The UCC comment to section 303 gives the following example:
"Case #2. X issues a check to Y in consideration of Y's promise to perform services in the future. Although the executory promise is consideration for issuance of the check it is value only to the extent the promise is performed. Subsection (a)(1)." 810 ILCS Ann. 5/303, UCC Comment 1.(West 1996).
We have found no exceptions to these principles for retainers. Indeed, courts in other jurisdictions interpreting similar language under section 3-303 have held that attorneys may be holders in due course only to the extent that they have actually performed legal services prior to acquiring a negotiable instrument. See Coventry Care, Inc. v. United States of America, 366 F. Supp. 497, 501-02 (W. D. Penn. 1973); Fernandez v. Cunningham, 268 So. 2d 166, 169 (Fla. Dist. Ct. App. 1972); Korzenik v. Supreme Radio, Inc., 197 N.E.2d 702, 703-04 (Mass. 1964). We agree.

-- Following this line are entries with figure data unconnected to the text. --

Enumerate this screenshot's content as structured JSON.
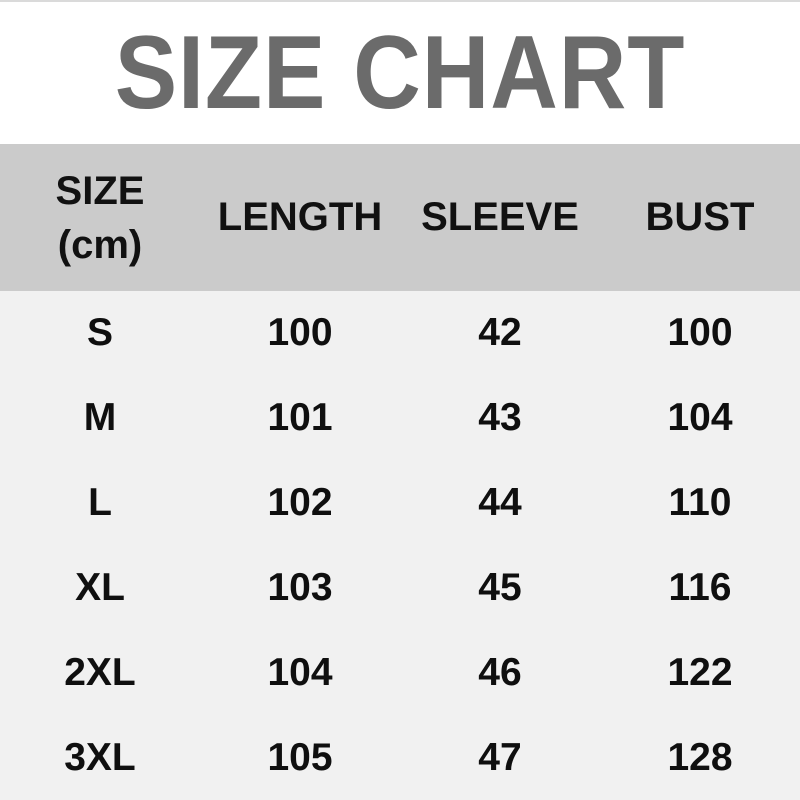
{
  "title": "SIZE CHART",
  "header": {
    "size": "SIZE",
    "unit": "(cm)",
    "length": "LENGTH",
    "sleeve": "SLEEVE",
    "bust": "BUST"
  },
  "colors": {
    "title_text": "#6b6b6b",
    "title_background": "#ffffff",
    "header_background": "#cbcbcb",
    "body_background": "#f1f1f1",
    "cell_text": "#111111",
    "top_line": "#dadada"
  },
  "chart_data": {
    "type": "table",
    "title": "SIZE CHART",
    "unit": "cm",
    "columns": [
      "SIZE (cm)",
      "LENGTH",
      "SLEEVE",
      "BUST"
    ],
    "rows": [
      [
        "S",
        100,
        42,
        100
      ],
      [
        "M",
        101,
        43,
        104
      ],
      [
        "L",
        102,
        44,
        110
      ],
      [
        "XL",
        103,
        45,
        116
      ],
      [
        "2XL",
        104,
        46,
        122
      ],
      [
        "3XL",
        105,
        47,
        128
      ]
    ]
  }
}
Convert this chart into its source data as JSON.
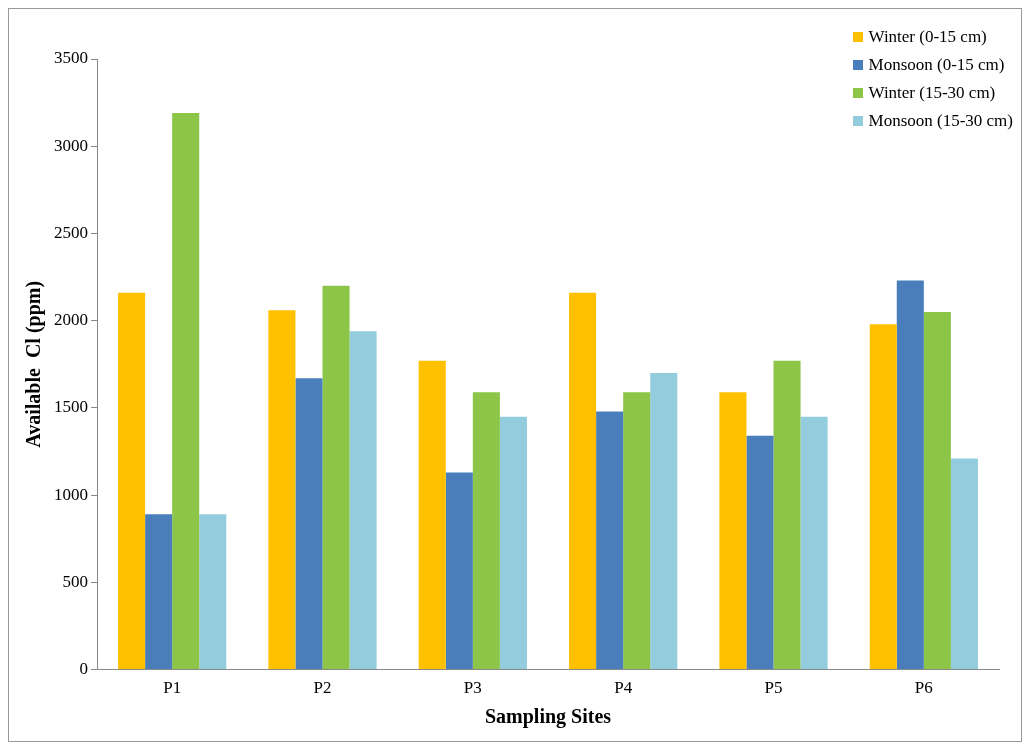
{
  "chart_data": {
    "type": "bar",
    "xlabel": "Sampling Sites",
    "ylabel": "Available  Cl (ppm)",
    "categories": [
      "P1",
      "P2",
      "P3",
      "P4",
      "P5",
      "P6"
    ],
    "series": [
      {
        "name": "Winter (0-15 cm)",
        "color": "#ffc000",
        "values": [
          2160,
          2060,
          1770,
          2160,
          1590,
          1980
        ]
      },
      {
        "name": "Monsoon (0-15 cm)",
        "color": "#4a7ebb",
        "values": [
          890,
          1670,
          1130,
          1480,
          1340,
          2230
        ]
      },
      {
        "name": "Winter (15-30 cm)",
        "color": "#8cc548",
        "values": [
          3190,
          2200,
          1590,
          1590,
          1770,
          2050
        ]
      },
      {
        "name": "Monsoon (15-30 cm)",
        "color": "#93cddd",
        "values": [
          890,
          1940,
          1450,
          1700,
          1450,
          1210
        ]
      }
    ],
    "ylim": [
      0,
      3500
    ],
    "yticks": [
      0,
      500,
      1000,
      1500,
      2000,
      2500,
      3000,
      3500
    ],
    "grid": false,
    "legend": "top right"
  }
}
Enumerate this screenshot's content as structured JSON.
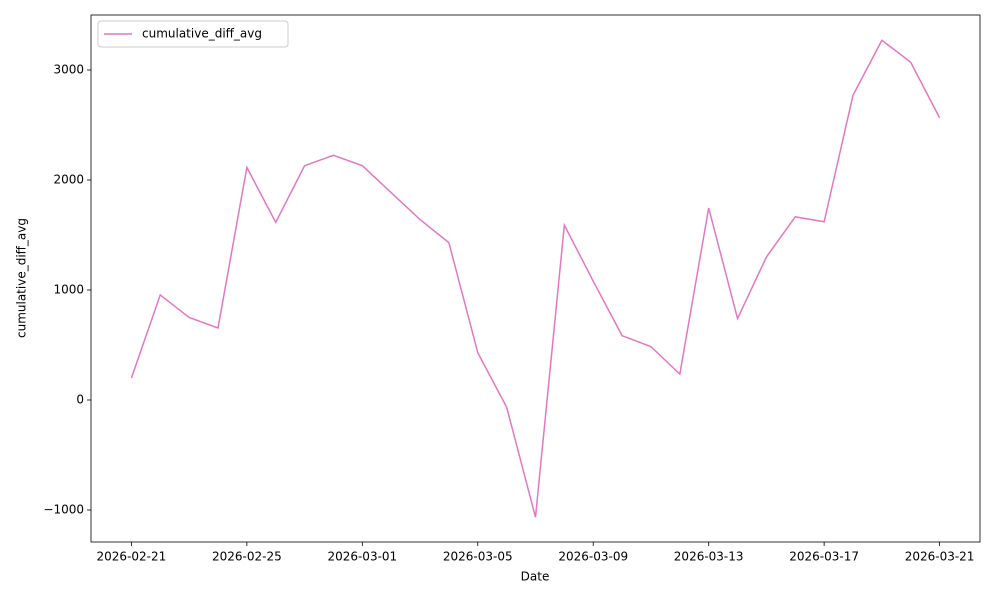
{
  "chart_data": {
    "type": "line",
    "x_label": "Date",
    "y_label": "cumulative_diff_avg",
    "x": [
      "2026-02-21",
      "2026-02-22",
      "2026-02-23",
      "2026-02-24",
      "2026-02-25",
      "2026-02-26",
      "2026-02-27",
      "2026-02-28",
      "2026-03-01",
      "2026-03-02",
      "2026-03-03",
      "2026-03-04",
      "2026-03-05",
      "2026-03-06",
      "2026-03-07",
      "2026-03-08",
      "2026-03-09",
      "2026-03-10",
      "2026-03-11",
      "2026-03-12",
      "2026-03-13",
      "2026-03-14",
      "2026-03-15",
      "2026-03-16",
      "2026-03-17",
      "2026-03-18",
      "2026-03-19",
      "2026-03-20",
      "2026-03-21"
    ],
    "series": [
      {
        "name": "cumulative_diff_avg",
        "color": "#e377c2",
        "values": [
          200,
          955,
          750,
          655,
          2115,
          1615,
          2130,
          2225,
          2130,
          1885,
          1640,
          1430,
          430,
          -65,
          -1065,
          1590,
          1080,
          585,
          485,
          235,
          1745,
          740,
          1300,
          1665,
          1620,
          2770,
          3270,
          3070,
          2565
        ]
      }
    ],
    "ylim": [
      -1291,
      3500
    ],
    "yticks": [
      {
        "value": -1000,
        "label": "−1000"
      },
      0,
      1000,
      2000,
      3000
    ],
    "xticks": [
      "2026-02-21",
      "2026-02-25",
      "2026-03-01",
      "2026-03-05",
      "2026-03-09",
      "2026-03-13",
      "2026-03-17",
      "2026-03-21"
    ],
    "legend": "upper left",
    "grid": false
  }
}
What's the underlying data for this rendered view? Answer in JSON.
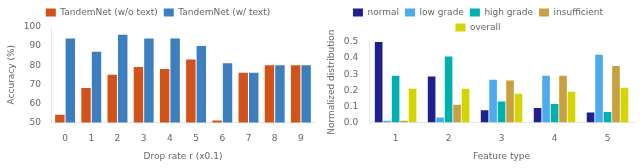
{
  "chart_data": [
    {
      "type": "bar",
      "categories": [
        "0",
        "1",
        "2",
        "3",
        "4",
        "5",
        "6",
        "7",
        "8",
        "9"
      ],
      "series": [
        {
          "name": "TandemNet (w/o text)",
          "color": "#d2521a",
          "values": [
            54,
            68,
            75,
            79,
            78,
            83,
            51,
            76,
            80,
            80
          ]
        },
        {
          "name": "TandemNet (w/ text)",
          "color": "#3d7ebf",
          "values": [
            94,
            87,
            96,
            94,
            94,
            90,
            81,
            76,
            80,
            80
          ]
        }
      ],
      "xlabel": "Drop rate r (x0.1)",
      "ylabel": "Accuracy (%)",
      "ylim": [
        50,
        100
      ],
      "yticks": [
        50,
        60,
        70,
        80,
        90,
        100
      ],
      "grid": false,
      "legend": "top"
    },
    {
      "type": "bar",
      "categories": [
        "1",
        "2",
        "3",
        "4",
        "5"
      ],
      "series": [
        {
          "name": "normal",
          "color": "#1f1f8f",
          "values": [
            0.5,
            0.285,
            0.075,
            0.09,
            0.062
          ]
        },
        {
          "name": "low grade",
          "color": "#4daaee",
          "values": [
            0.01,
            0.03,
            0.265,
            0.29,
            0.42
          ]
        },
        {
          "name": "high grade",
          "color": "#00b0b0",
          "values": [
            0.29,
            0.41,
            0.13,
            0.115,
            0.065
          ]
        },
        {
          "name": "insufficient",
          "color": "#c8a040",
          "values": [
            0.01,
            0.11,
            0.26,
            0.29,
            0.35
          ]
        },
        {
          "name": "overall",
          "color": "#d4d400",
          "values": [
            0.21,
            0.21,
            0.178,
            0.19,
            0.215
          ]
        }
      ],
      "xlabel": "Feature type",
      "ylabel": "Normalized distribution",
      "ylim": [
        0,
        0.5
      ],
      "yticks": [
        {
          "value": 0.0,
          "label": "0.0"
        },
        0.1,
        0.2,
        0.3,
        0.4,
        0.5
      ],
      "grid": false,
      "legend": "top"
    }
  ]
}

This retainer was a contract for future legal services. Under section 3-303(a)(1), it was a "promise of performance," not yet performed. Thus, no value was received, and Carter is not a holder in due course.
Furthermore, in this case, no evidence was presented in the trial court that Carter performed any legal services for Country Grain prior to receiving the checks. Without an evidentiary basis for finding that Carter received the checks for services performed, the trial court correctly found that Carter failed to prove that it was a holder in due course. See Coventry Care, 366 F. Supp. at 501-02; Fernandez, 268 So. 2d at 169; Korzenik, 197 N.E.2d at 704l. The trial court properly granted the Department's motion for summary judgment.

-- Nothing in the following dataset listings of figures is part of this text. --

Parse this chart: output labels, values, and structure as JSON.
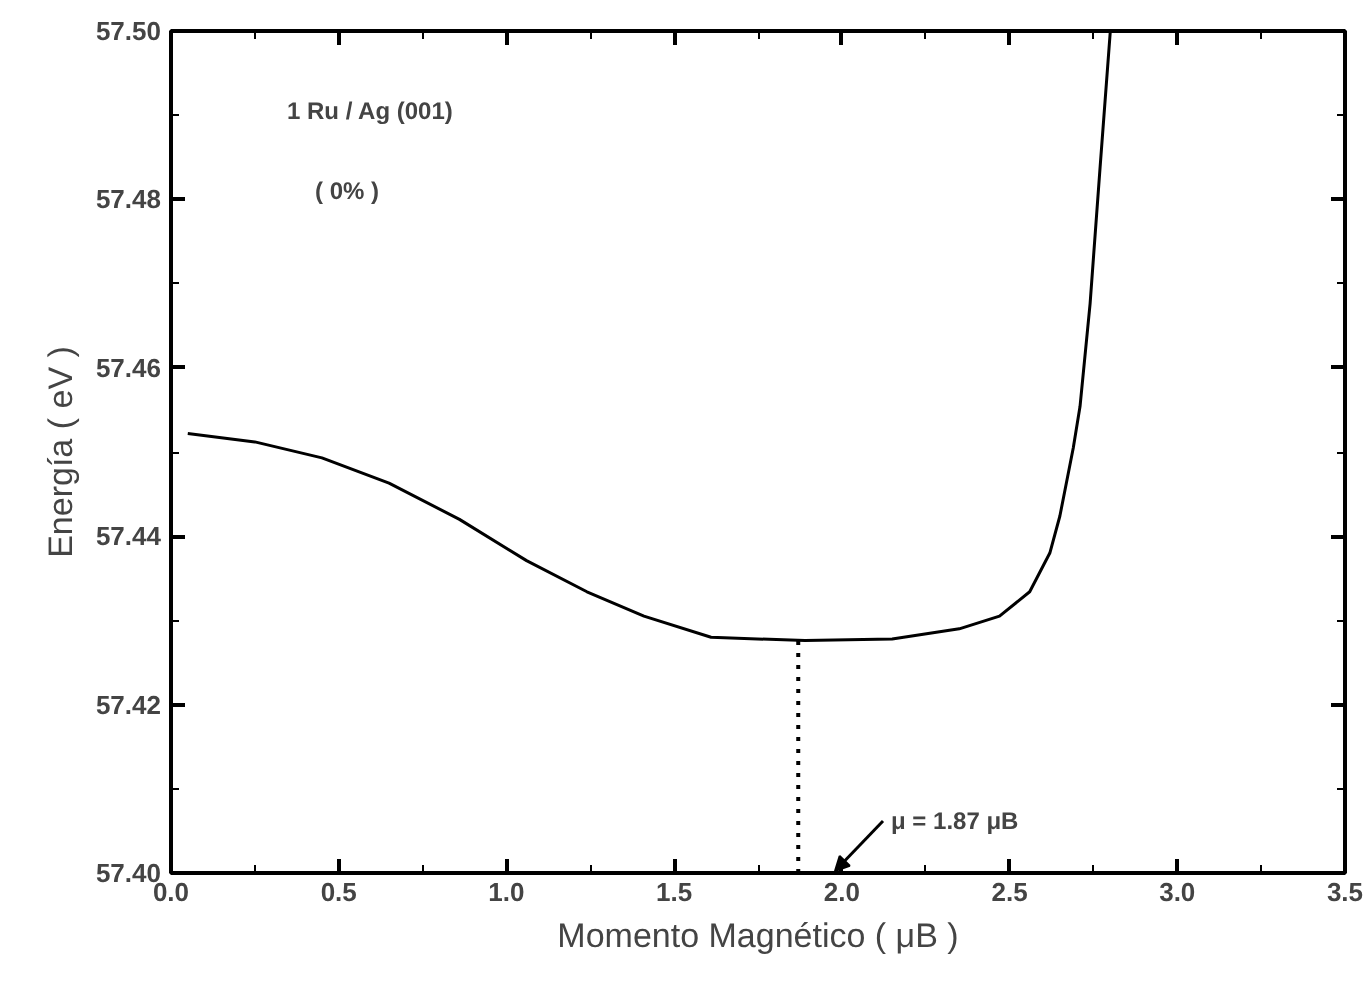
{
  "chart_data": {
    "type": "line",
    "xlabel": "Momento Magnético ( μB )",
    "ylabel": "Energía ( eV )",
    "x": [
      0.05,
      0.25,
      0.45,
      0.65,
      0.86,
      1.06,
      1.24,
      1.41,
      1.61,
      1.89,
      2.15,
      2.35,
      2.47,
      2.56,
      2.62,
      2.65,
      2.69,
      2.71,
      2.74,
      2.77,
      2.8
    ],
    "series": [
      {
        "color": "#000000",
        "values": [
          57.4522,
          57.4512,
          57.4493,
          57.4463,
          57.442,
          57.4371,
          57.4334,
          57.4305,
          57.428,
          57.4276,
          57.4278,
          57.429,
          57.4305,
          57.4334,
          57.438,
          57.4424,
          57.4505,
          57.4554,
          57.4676,
          57.4839,
          57.4998
        ]
      }
    ],
    "xlim": [
      0.0,
      3.5
    ],
    "xticks": [
      {
        "value": 0.0,
        "label": "0.0"
      },
      0.5,
      {
        "value": 1.0,
        "label": "1.0"
      },
      1.5,
      {
        "value": 2.0,
        "label": "2.0"
      },
      2.5,
      {
        "value": 3.0,
        "label": "3.0"
      },
      3.5
    ],
    "ylim": [
      57.4,
      57.5
    ],
    "yticks": [
      {
        "value": 57.4,
        "label": "57.40"
      },
      57.42,
      57.44,
      57.46,
      57.48,
      {
        "value": 57.5,
        "label": "57.50"
      }
    ],
    "grid": false,
    "marker": "none",
    "line_style": "solid",
    "ref_lines": [
      {
        "axis": "x",
        "value": 1.87,
        "line_style": "dotted",
        "color": "#000000"
      }
    ],
    "annotations": [
      "1 Ru / Ag (001)",
      "( 0% )",
      "μ = 1.87 μB"
    ]
  }
}
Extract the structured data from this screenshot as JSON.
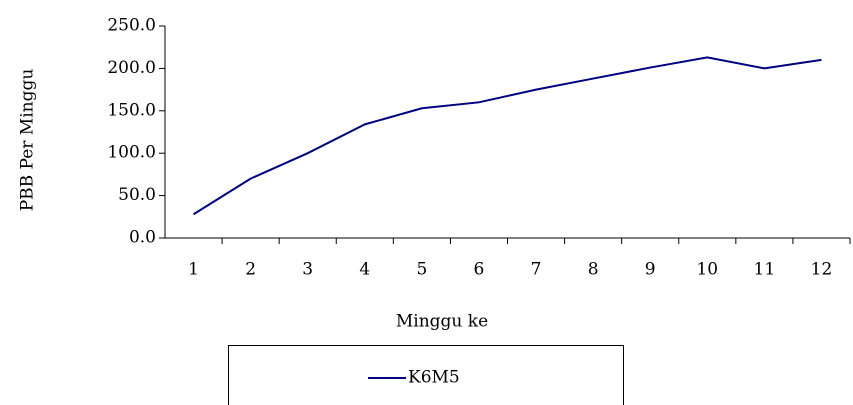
{
  "chart_data": {
    "type": "line",
    "x_label": "Minggu ke",
    "y_label": "PBB Per Minggu",
    "categories": [
      "1",
      "2",
      "3",
      "4",
      "5",
      "6",
      "7",
      "8",
      "9",
      "10",
      "11",
      "12"
    ],
    "series": [
      {
        "name": "K6M5",
        "color": "#000080",
        "values": [
          28,
          70,
          100,
          134,
          153,
          160,
          175,
          188,
          201,
          213,
          200,
          210
        ]
      }
    ],
    "ylim": [
      0,
      250
    ],
    "yticks": [
      {
        "value": 0,
        "label": "0.0"
      },
      {
        "value": 50,
        "label": "50.0"
      },
      {
        "value": 100,
        "label": "100.0"
      },
      {
        "value": 150,
        "label": "150.0"
      },
      {
        "value": 200,
        "label": "200.0"
      },
      {
        "value": 250,
        "label": "250.0"
      }
    ],
    "grid": false,
    "legend": "bottom"
  }
}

Because we have decided that Carter did not take the checks for value under section 3-303(a) of the UCC, we need not address its other arguments.
The judgment of the circuit court of Peoria County is affirmed.
BRESLIN, J., Concurring. HOLDRIDGE, P.J., Dissenting.
PRESIDING JUSTICE HOLDRIDGE, Dissenting:
I respectfully Dissent. In a contractual relationship between attorney and client, the payment of a fee or retainer creates the relationship, and once that relationship is created the contract is no longer executory. Corti v. Fleisher, 93 Ill. App. 3d 517 (1981). Carter's agreement to enter into an attorney-client relationship with Country Grain was the value exchanged for the checks endorsed over to the firm. Thus, the general rule cited by the majority that "an executory promise is not value" does not apply to the case at bar. On that basis I would hold that the trial court erred in determining that Carter was not entitled to the check proceeds and I therefore Dissent.